The chelicerae are robust with short white hairs on the dorsal and lateral surfaces, while the inner surface is broad and flattened. From the dorsal view, one large tooth and one small tooth can be seen on each side (totaling 2 teeth), while from the inner surface view, the front margin has 7 teeth and the rear margin has 2 small teeth. The pedipalps are brush-like, reddish-brown to yellowish-brown in color, approximately 4 times the width length. The lower lip is deep reddish-brown, approximately 2 times the width length, with both sides of the middle section curved inward.

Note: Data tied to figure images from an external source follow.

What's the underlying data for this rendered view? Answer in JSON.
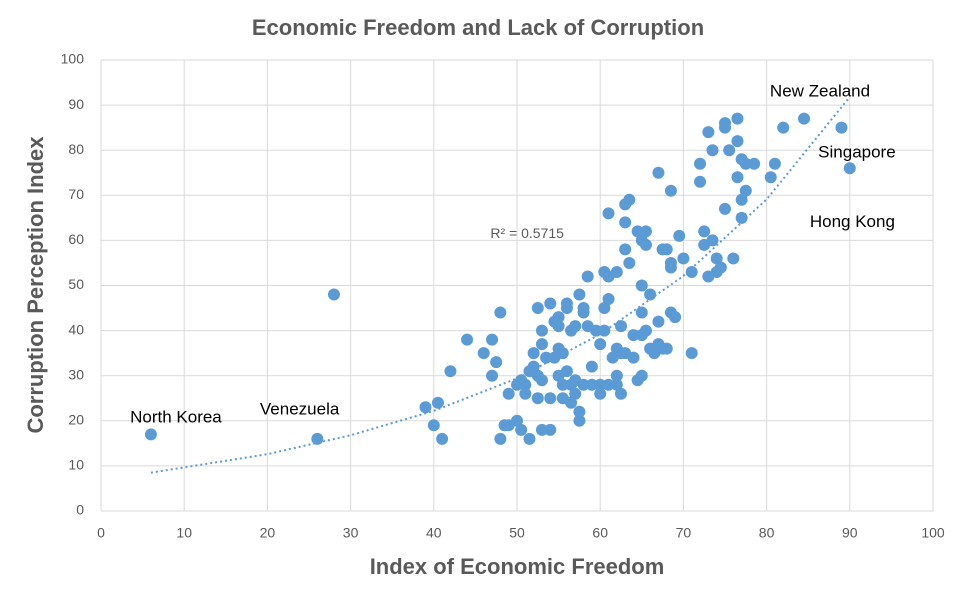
{
  "chart_data": {
    "type": "scatter",
    "title": "Economic Freedom and Lack of Corruption",
    "x_label": "Index of Economic Freedom",
    "y_label": "Corruption Perception Index",
    "color": "#5b9bd5",
    "xlim": [
      0,
      100
    ],
    "xticks": [
      0,
      10,
      20,
      30,
      40,
      50,
      60,
      70,
      80,
      90,
      100
    ],
    "ylim": [
      0,
      100
    ],
    "yticks": [
      0,
      10,
      20,
      30,
      40,
      50,
      60,
      70,
      80,
      90,
      100
    ],
    "grid": true,
    "x": [
      6,
      26,
      28,
      39,
      40,
      40.5,
      41,
      42,
      44,
      46,
      47,
      47,
      47.5,
      48,
      48,
      48.5,
      49,
      49,
      50,
      50,
      50.5,
      50.5,
      51,
      51,
      51.5,
      51.5,
      52,
      52,
      52.5,
      52.5,
      52.5,
      53,
      53,
      53,
      53,
      53.5,
      54,
      54,
      54,
      54.5,
      54.5,
      55,
      55,
      55,
      55,
      55.5,
      55.5,
      55.5,
      56,
      56,
      56,
      56.5,
      56.5,
      56.5,
      57,
      57,
      57,
      57.5,
      57.5,
      57.5,
      58,
      58,
      58,
      58.5,
      58.5,
      59,
      59,
      59.5,
      60,
      60,
      60,
      60.5,
      60.5,
      60.5,
      61,
      61,
      61,
      61,
      61.5,
      62,
      62,
      62,
      62,
      62.5,
      62.5,
      62.5,
      63,
      63,
      63,
      63,
      63.5,
      63.5,
      64,
      64,
      64.5,
      64.5,
      65,
      65,
      65,
      65,
      65,
      65.5,
      65.5,
      65.5,
      66,
      66,
      66.5,
      67,
      67,
      67,
      67.5,
      67.5,
      68,
      68,
      68.5,
      68.5,
      68.5,
      68.5,
      69,
      69.5,
      70,
      71,
      71,
      72,
      72,
      72.5,
      72.5,
      73,
      73,
      73.5,
      73.5,
      74,
      74,
      74.5,
      75,
      75,
      75,
      75.5,
      76,
      76.5,
      76.5,
      76.5,
      77,
      77,
      77,
      77.5,
      77.5,
      78.5,
      80.5,
      81,
      82,
      84.5,
      89,
      90
    ],
    "values": [
      17,
      16,
      48,
      23,
      19,
      24,
      16,
      31,
      38,
      35,
      38,
      30,
      33,
      44,
      16,
      19,
      26,
      19,
      28,
      20,
      29,
      18,
      26,
      28,
      31,
      16,
      35,
      32,
      45,
      25,
      30,
      18,
      37,
      40,
      29,
      34,
      46,
      25,
      18,
      42,
      34,
      41,
      36,
      30,
      43,
      25,
      28,
      35,
      46,
      45,
      31,
      40,
      24,
      28,
      26,
      41,
      29,
      48,
      22,
      20,
      45,
      44,
      28,
      52,
      41,
      28,
      32,
      40,
      28,
      26,
      37,
      45,
      53,
      40,
      52,
      66,
      47,
      28,
      34,
      53,
      36,
      28,
      30,
      26,
      41,
      35,
      64,
      68,
      58,
      35,
      55,
      69,
      34,
      39,
      62,
      29,
      60,
      50,
      44,
      39,
      30,
      62,
      59,
      40,
      36,
      48,
      35,
      75,
      37,
      42,
      58,
      36,
      36,
      58,
      71,
      55,
      54,
      44,
      43,
      61,
      56,
      53,
      35,
      77,
      73,
      59,
      62,
      84,
      52,
      80,
      60,
      56,
      53,
      54,
      86,
      85,
      67,
      80,
      56,
      87,
      82,
      74,
      78,
      69,
      65,
      77,
      71,
      77,
      74,
      77,
      85,
      87,
      85,
      76
    ],
    "trendline": {
      "type": "exponential",
      "label": "R² = 0.5715",
      "x": [
        6,
        20,
        30,
        40,
        50,
        60,
        70,
        80,
        90
      ],
      "values": [
        8.5,
        12.6,
        16.8,
        22.2,
        29.4,
        39.2,
        52.1,
        69.1,
        91.8
      ],
      "label_x": 46.8,
      "label_y": 61.4
    },
    "annotations": [
      {
        "text": "North Korea",
        "x": 3.5,
        "y": 20.6
      },
      {
        "text": "Venezuela",
        "x": 19.1,
        "y": 22.4
      },
      {
        "text": "New Zealand",
        "x": 80.4,
        "y": 92.9
      },
      {
        "text": "Singapore",
        "x": 86.2,
        "y": 79.4
      },
      {
        "text": "Hong Kong",
        "x": 85.2,
        "y": 64
      }
    ]
  }
}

The legs are slender and reddish-brown in color. The first leg segments including the trochanter are yellow, as are the trochanter and knee segments of the fourth leg. The leg segments have an enlarged base. The opisthosoma is nearly spherical, reddish-brown to greyish-brown, and covered with short hairs. The ventral surface shows 2 yellowish-brown longitudinal bands in front of the spinnerets, with the spinnerets being brownish or greyish-brown in color.

===Females===
Female specimens are larger, measuring 6.80–8.40 mm in total body length. In a specimen measuring 6.80 mm, the carapace length is 1.70 mm, cephalothorax length is 3.40 mm with width 1.98 mm, and abdomen length is 3.10 mm with width 2.24 mm.

Females are morphologically similar to males but with shorter chelicerae. The front margin has 7 teeth with 5 larger, equally-spaced central teeth, while the smaller teeth are located at both ends. The rear margin has 13-15 densely arranged teeth of varying sizes, with both front and rear teeth bearing brownish long hairs. The first leg segments including trochanter and patella are yellowish-brown with brownish longitudinal stripes.